Ballot papers for Kenya’s presidential election next week have begun arriving in the country, in a sign that the troubled poll will probably go ahead. The final batch of papers is scheduled to arrive from Dubai on Tuesday, less than 48 hours before Kenyans vote for a second time in less than three months to elect a president. There have been widespread doubts that the Kenyan election officials could overcome huge logistical obstacles to organise the election, taking place after the supreme court annulled the result of an election in August won by the incumbent president, Uhuru Kenyatta. That the ballot papers have had to be printed overseas – candidates and parties were unwilling to trust local firms – is evidence of the acrimony and mutual suspicion that characterises politics in Kenya.
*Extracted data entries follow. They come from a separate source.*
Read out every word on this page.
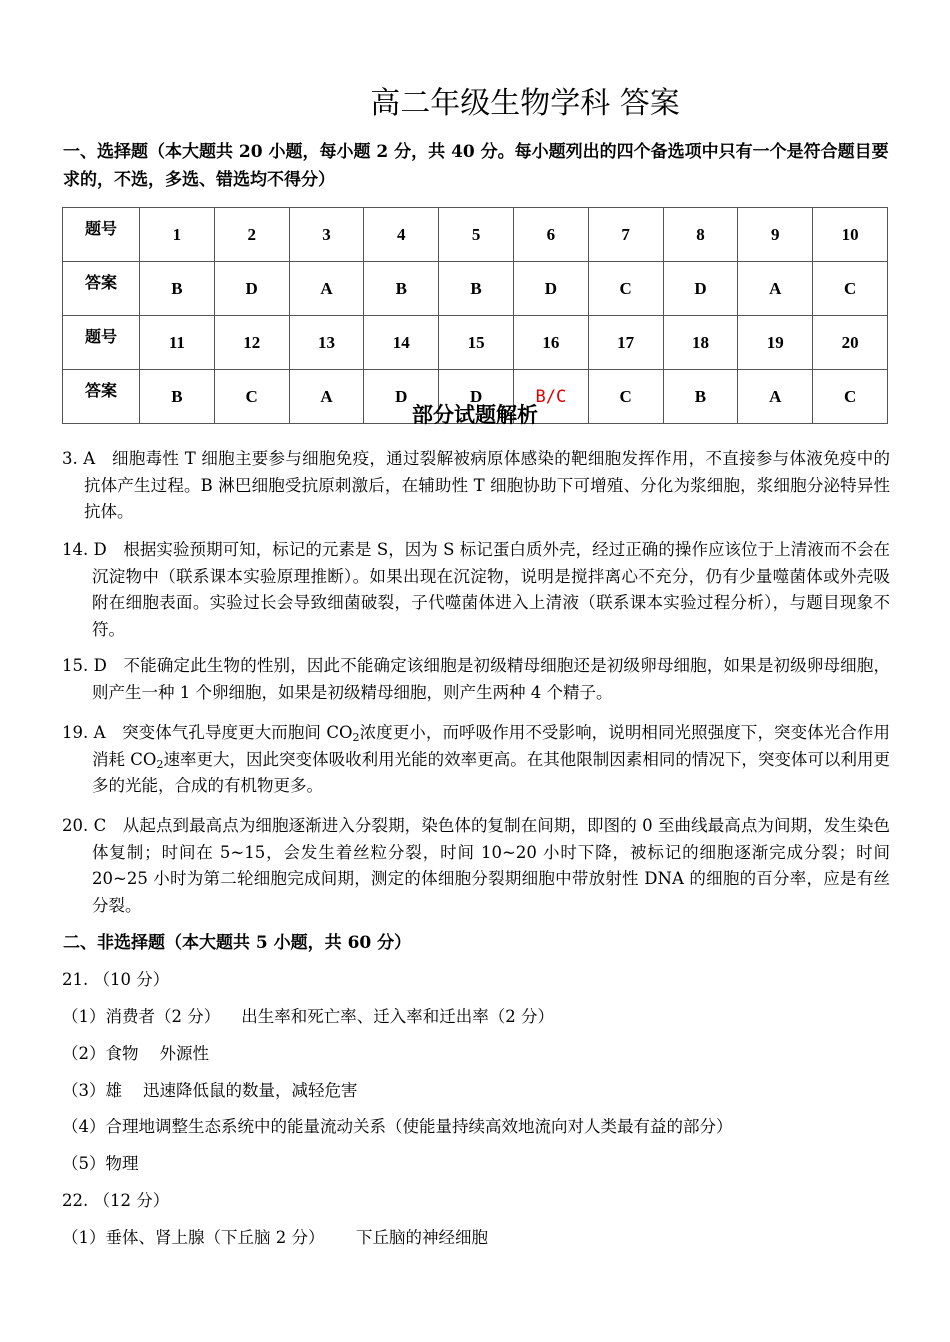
高二年级生物学科 答案
一、选择题（本大题共 20 小题，每小题 2 分，共 40 分。每小题列出的四个备选项中只有一个是符合题目要求的，不选，多选、错选均不得分）
题号	1	2	3	4	5	6	7	8	9	10
答案	B	D	A	B	B	D	C	D	A	C
题号	11	12	13	14	15	16	17	18	19	20
答案	B	C	A	D	D	B/C	C	B	A	C
部分试题解析
3. A  细胞毒性 T 细胞主要参与细胞免疫，通过裂解被病原体感染的靶细胞发挥作用，不直接参与体液免疫中的抗体产生过程。B 淋巴细胞受抗原刺激后，在辅助性 T 细胞协助下可增殖、分化为浆细胞，浆细胞分泌特异性抗体。
14. D  根据实验预期可知，标记的元素是 S，因为 S 标记蛋白质外壳，经过正确的操作应该位于上清液而不会在沉淀物中（联系课本实验原理推断）。如果出现在沉淀物，说明是搅拌离心不充分，仍有少量噬菌体或外壳吸附在细胞表面。实验过长会导致细菌破裂，子代噬菌体进入上清液（联系课本实验过程分析），与题目现象不符。
15. D  不能确定此生物的性别，因此不能确定该细胞是初级精母细胞还是初级卵母细胞，如果是初级卵母细胞，则产生一种 1 个卵细胞，如果是初级精母细胞，则产生两种 4 个精子。
19. A  突变体气孔导度更大而胞间 $CO_2$浓度更小，而呼吸作用不受影响，说明相同光照强度下，突变体光合作用消耗 $CO_2$速率更大，因此突变体吸收利用光能的效率更高。在其他限制因素相同的情况下，突变体可以利用更多的光能，合成的有机物更多。
20. C  从起点到最高点为细胞逐渐进入分裂期，染色体的复制在间期，即图的 0 至曲线最高点为间期，发生染色体复制；时间在 5~15，会发生着丝粒分裂，时间 10~20 小时下降，被标记的细胞逐渐完成分裂；时间 20~25 小时为第二轮细胞完成间期，测定的体细胞分裂期细胞中带放射性 DNA 的细胞的百分率，应是有丝分裂。
二、非选择题（本大题共 5 小题，共 60 分）
21. （10 分）
（1）消费者（2 分）    出生率和死亡率、迁入率和迁出率（2 分）
（2）食物    外源性
（3）雄    迅速降低鼠的数量，减轻危害
（4）合理地调整生态系统中的能量流动关系（使能量持续高效地流向对人类最有益的部分）
（5）物理
22. （12 分）
（1）垂体、肾上腺（下丘脑 2 分）      下丘脑的神经细胞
However, despite a threatened opposition boycott, millions of Kenyans now look likely to queue again outside the polling stations in the Rift valley, on the plains of the Maasai Mara, in the historic coastal city of Mombassa and in the capital itself.
“I am looking forward to it. This time we will get it right, I think,” said Matthew Mwange, a shopkeeper in Kilimani, an upscale neighbourhood in central Nairobi.
In areas where support for opposition candidates is high, there was anxiety. “There is tension all over,” said Alphonse Wire, a community mediator in the Nairobi slum of Mathare.